COMO PODEMOS TORNAR NOSSOS TALENTOS UM PRESENTE PARA OUTRAS PESSOAS? Como podemos ser amados por nossos talentos em vez de odiados por causa deles? Aqui está a diferença: seremos amados e admirados por nossos dons quando nossos dons forem coloridos por nossas feridas, para que os outros não os vejam como uma ameaça ou como algo que nos diferencia, mas sim como algo que os favorece em suas próprias deficiências. Quando compartilhados de uma determinada maneira, nossos dons podem se tornar presentes para todos os outros.

É assim que funciona essa álgebra: NOSSOS DONS NOS SÃO DADOS NÃO PARA NÓS MESMOS, MAS PARA OS OUTROS. Porém, para serem assim, eles precisam ser coloridos pela compaixão. Chegamos à compaixão permitindo que nossas feridas favoreçam nossos dons. Aqui estão dois exemplos:

      • Quando a princesa Diana morreu em 1997, houve uma enorme demonstração de amor por ela. Por temperamento, como padre católico, não sou dado a lamentar por celebridades e, em vez disso, senti profundo pesar e amor por essa mulher. Porque ela era linda e famosa? Nada disso. Muitas mulheres bonitas e famosas são odiadas por isso. A princesa Diana era amada por muitos porque era uma pessoa magoada, alguém cujas feridas coloriam sua beleza e fama de uma forma que levava ao amor, não à inveja.

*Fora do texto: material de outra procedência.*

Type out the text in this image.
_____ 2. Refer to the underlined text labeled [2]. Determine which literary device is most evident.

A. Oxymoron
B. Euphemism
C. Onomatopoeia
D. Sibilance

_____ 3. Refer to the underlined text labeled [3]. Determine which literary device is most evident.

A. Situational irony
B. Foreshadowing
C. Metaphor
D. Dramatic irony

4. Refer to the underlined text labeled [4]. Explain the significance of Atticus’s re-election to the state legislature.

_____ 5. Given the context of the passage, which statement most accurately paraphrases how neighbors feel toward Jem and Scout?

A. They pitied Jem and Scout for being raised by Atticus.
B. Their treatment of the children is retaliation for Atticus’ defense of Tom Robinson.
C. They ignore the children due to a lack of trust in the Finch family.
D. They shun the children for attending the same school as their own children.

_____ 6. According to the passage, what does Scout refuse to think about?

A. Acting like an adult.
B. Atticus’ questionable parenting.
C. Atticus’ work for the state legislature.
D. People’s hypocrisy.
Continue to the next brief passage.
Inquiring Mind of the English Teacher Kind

      • Henri Nouwen, que popularizou a expressão “O CURADOR FERIDO”, compartilhava uma característica semelhante. Ele era um homem brilhante, autor de mais de quarenta livros, um dos oradores religiosos mais populares de sua geração, de Harvard e Yale, uma pessoa com amigos em todo o mundo; mas também um homem profundamente ferido, que – como ele mesmo repetidamente admitia – sofria de inquietação, ansiedade, ciúme e obsessões que ocasionalmente o levavam a ser internado em uma clínica. Além disso – como ele mesmo admitiu repetidamente – em meio a esse sucesso e popularidade, durante a maior parte de sua vida adulta ele lutou para simplesmente ACEITAR O AMOR. Seus ferimentos sempre atrapalhavam. E isso, seus ferimentos, basicamente colorem cada página de cada livro que escreveu. Seu brilho sempre foi marcado por suas feridas, então ele nunca foi autoritário, mas sempre compassivo. Ninguém invejou o brilho de Nouwen; ele estava ferido demais para ser invejado. Pelo contrário, seu brilho sempre nos impressionou de maneira saudável. ELE ERA UM CURADOR FERIDO.

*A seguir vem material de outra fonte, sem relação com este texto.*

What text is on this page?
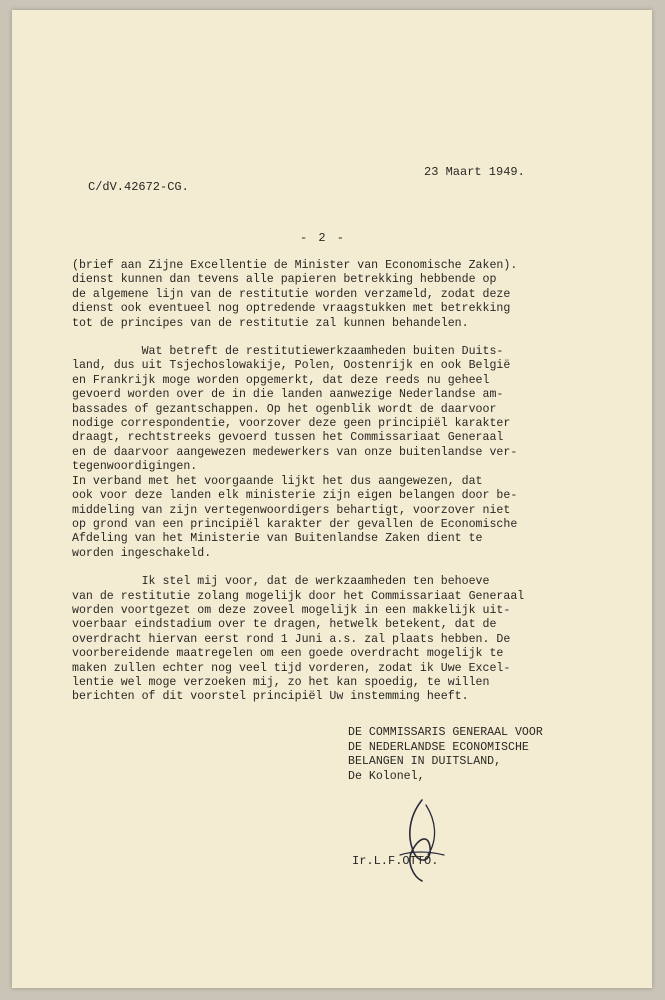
23 Maart 1949.
C/dV.42672-CG.
- 2 -
(brief aan Zijne Excellentie de Minister van Economische Zaken).
dienst kunnen dan tevens alle papieren betrekking hebbende op
de algemene lijn van de restitutie worden verzameld, zodat deze
dienst ook eventueel nog optredende vraagstukken met betrekking
tot de principes van de restitutie zal kunnen behandelen.
Wat betreft de restitutiewerkzaamheden buiten Duits-
land, dus uit Tsjechoslowakije, Polen, Oostenrijk en ook België
en Frankrijk moge worden opgemerkt, dat deze reeds nu geheel
gevoerd worden over de in die landen aanwezige Nederlandse am-
bassades of gezantschappen. Op het ogenblik wordt de daarvoor
nodige correspondentie, voorzover deze geen principiël karakter
draagt, rechtstreeks gevoerd tussen het Commissariaat Generaal
en de daarvoor aangewezen medewerkers van onze buitenlandse ver-
tegenwoordigingen.
In verband met het voorgaande lijkt het dus aangewezen, dat
ook voor deze landen elk ministerie zijn eigen belangen door be-
middeling van zijn vertegenwoordigers behartigt, voorzover niet
op grond van een principiël karakter der gevallen de Economische
Afdeling van het Ministerie van Buitenlandse Zaken dient te
worden ingeschakeld.
Ik stel mij voor, dat de werkzaamheden ten behoeve
van de restitutie zolang mogelijk door het Commissariaat Generaal
worden voortgezet om deze zoveel mogelijk in een makkelijk uit-
voerbaar eindstadium over te dragen, hetwelk betekent, dat de
overdracht hiervan eerst rond 1 Juni a.s. zal plaats hebben. De
voorbereidende maatregelen om een goede overdracht mogelijk te
maken zullen echter nog veel tijd vorderen, zodat ik Uwe Excel-
lentie wel moge verzoeken mij, zo het kan spoedig, te willen
berichten of dit voorstel principiël Uw instemming heeft.
DE COMMISSARIS GENERAAL VOOR
DE NEDERLANDSE ECONOMISCHE
BELANGEN IN DUITSLAND,
De Kolonel,
Ir.L.F.OTTO.
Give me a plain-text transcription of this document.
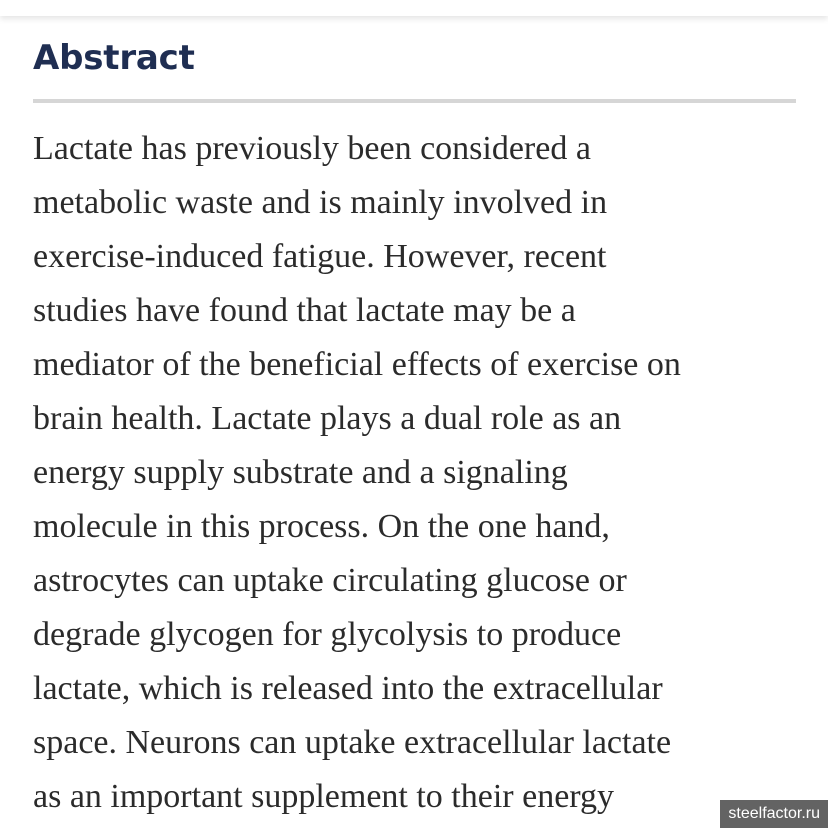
Abstract

Lactate has previously been considered a
metabolic waste and is mainly involved in
exercise-induced fatigue. However, recent
studies have found that lactate may be a
mediator of the beneficial effects of exercise on
brain health. Lactate plays a dual role as an
energy supply substrate and a signaling
molecule in this process. On the one hand,
astrocytes can uptake circulating glucose or
degrade glycogen for glycolysis to produce
lactate, which is released into the extracellular
space. Neurons can uptake extracellular lactate
as an important supplement to their energy	steelfactor.ru
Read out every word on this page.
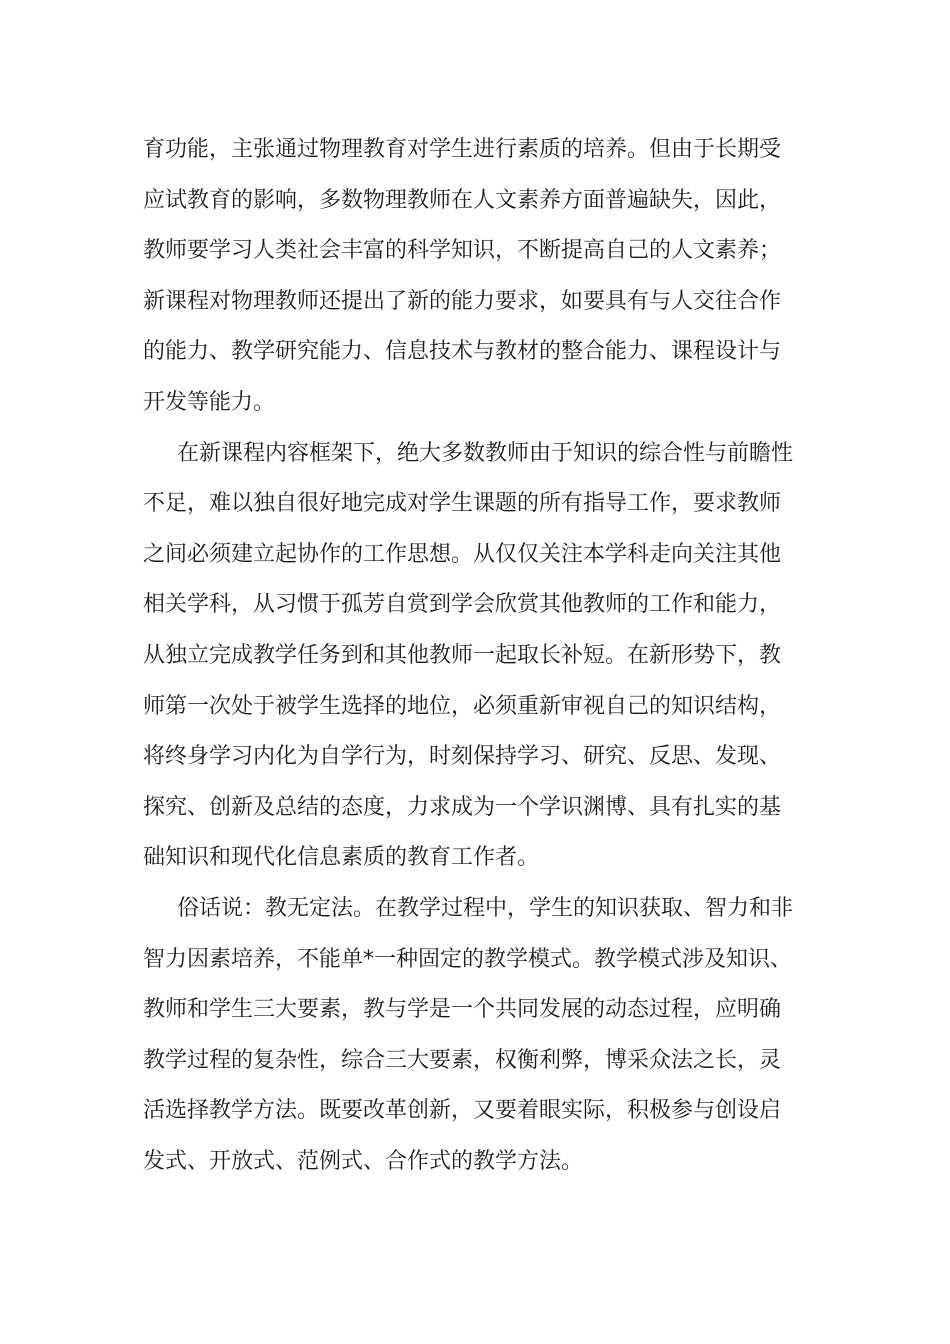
育功能，主张通过物理教育对学生进行素质的培养。但由于长期受
应试教育的影响，多数物理教师在人文素养方面普遍缺失，因此，
教师要学习人类社会丰富的科学知识，不断提高自己的人文素养；
新课程对物理教师还提出了新的能力要求，如要具有与人交往合作
的能力、教学研究能力、信息技术与教材的整合能力、课程设计与
开发等能力。
在新课程内容框架下，绝大多数教师由于知识的综合性与前瞻性
不足，难以独自很好地完成对学生课题的所有指导工作，要求教师
之间必须建立起协作的工作思想。从仅仅关注本学科走向关注其他
相关学科，从习惯于孤芳自赏到学会欣赏其他教师的工作和能力，
从独立完成教学任务到和其他教师一起取长补短。在新形势下，教
师第一次处于被学生选择的地位，必须重新审视自己的知识结构，
将终身学习内化为自学行为，时刻保持学习、研究、反思、发现、
探究、创新及总结的态度，力求成为一个学识渊博、具有扎实的基
础知识和现代化信息素质的教育工作者。
俗话说：教无定法。在教学过程中，学生的知识获取、智力和非
智力因素培养，不能单*一种固定的教学模式。教学模式涉及知识、
教师和学生三大要素，教与学是一个共同发展的动态过程，应明确
教学过程的复杂性，综合三大要素，权衡利弊，博采众法之长，灵
活选择教学方法。既要改革创新，又要着眼实际，积极参与创设启
发式、开放式、范例式、合作式的教学方法。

Essas palavras, “FERIDO” e “CURADOR“, se ordenam mutuamente. Estou convencido de que Deus chama cada um de nós a uma vocação e a uma obra especial aqui na terra, mais com base em nossas feridas do que com base em nossos dons. Nossos dons são reais e importantes; mas eles só favorecem os outros quando são ordenados de uma forma especial de compaixão pela singularidade de nossas próprias feridas. Nossas feridas únicas e especiais podem ajudar a tornar todos nós um curador único e especial.

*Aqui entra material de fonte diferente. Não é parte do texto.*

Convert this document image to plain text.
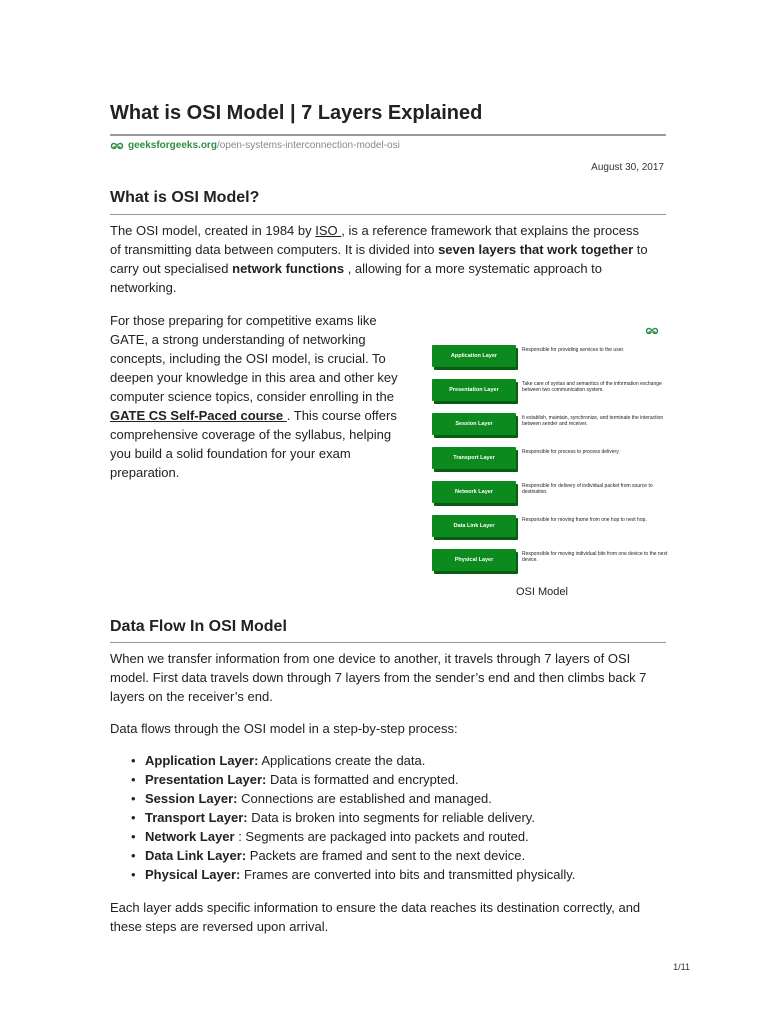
What is OSI Model | 7 Layers Explained
geeksforgeeks.org /open-systems-interconnection-model-osi
August 30, 2017
What is OSI Model?

The OSI model, created in 1984 by ISO , is a reference framework that explains the process of transmitting data between computers. It is divided into seven layers that work together to carry out specialised network functions , allowing for a more systematic approach to networking.

For those preparing for competitive exams like GATE, a strong understanding of networking concepts, including the OSI model, is crucial. To deepen your knowledge in this area and other key computer science topics, consider enrolling in the GATE CS Self-Paced course . This course offers comprehensive coverage of the syllabus, helping you build a solid foundation for your exam preparation.

Application Layer
Responsible for providing services to the user.
Presentation Layer
Take care of syntax and semantics of the information exchange between two communication system.
Session Layer
It establish, maintain, synchronize, and terminate the interaction between sender and receiver.
Transport Layer
Responsible for process to process delivery.
Network Layer
Responsible for delivery of individual packet from source to destination.
Data Link Layer
Responsible for moving frame from one hop to next hop.
Physical Layer
Responsible for moving individual bits from one device to the next device.
OSI Model
Data Flow In OSI Model

When we transfer information from one device to another, it travels through 7 layers of OSI model. First data travels down through 7 layers from the sender’s end and then climbs back 7 layers on the receiver’s end.

Data flows through the OSI model in a step-by-step process:

• Application Layer: Applications create the data.
• Presentation Layer: Data is formatted and encrypted.
• Session Layer: Connections are established and managed.
• Transport Layer: Data is broken into segments for reliable delivery.
• Network Layer : Segments are packaged into packets and routed.
• Data Link Layer: Packets are framed and sent to the next device.
• Physical Layer: Frames are converted into bits and transmitted physically.

Each layer adds specific information to ensure the data reaches its destination correctly, and these steps are reversed upon arrival.

1/11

Nosso mundo está cheio de pessoas brilhantes, talentosas, muito bem-sucedidas e bonitas. Esses dons são reais, vêm de Deus e nunca devem ser maculados em nome de Deus. No entanto, nossos dons não ajudam automaticamente os outros; mas eles podem fazer isso se forem coloridos por nossas feridas, de modo que surjam como compaixão e não como orgulho.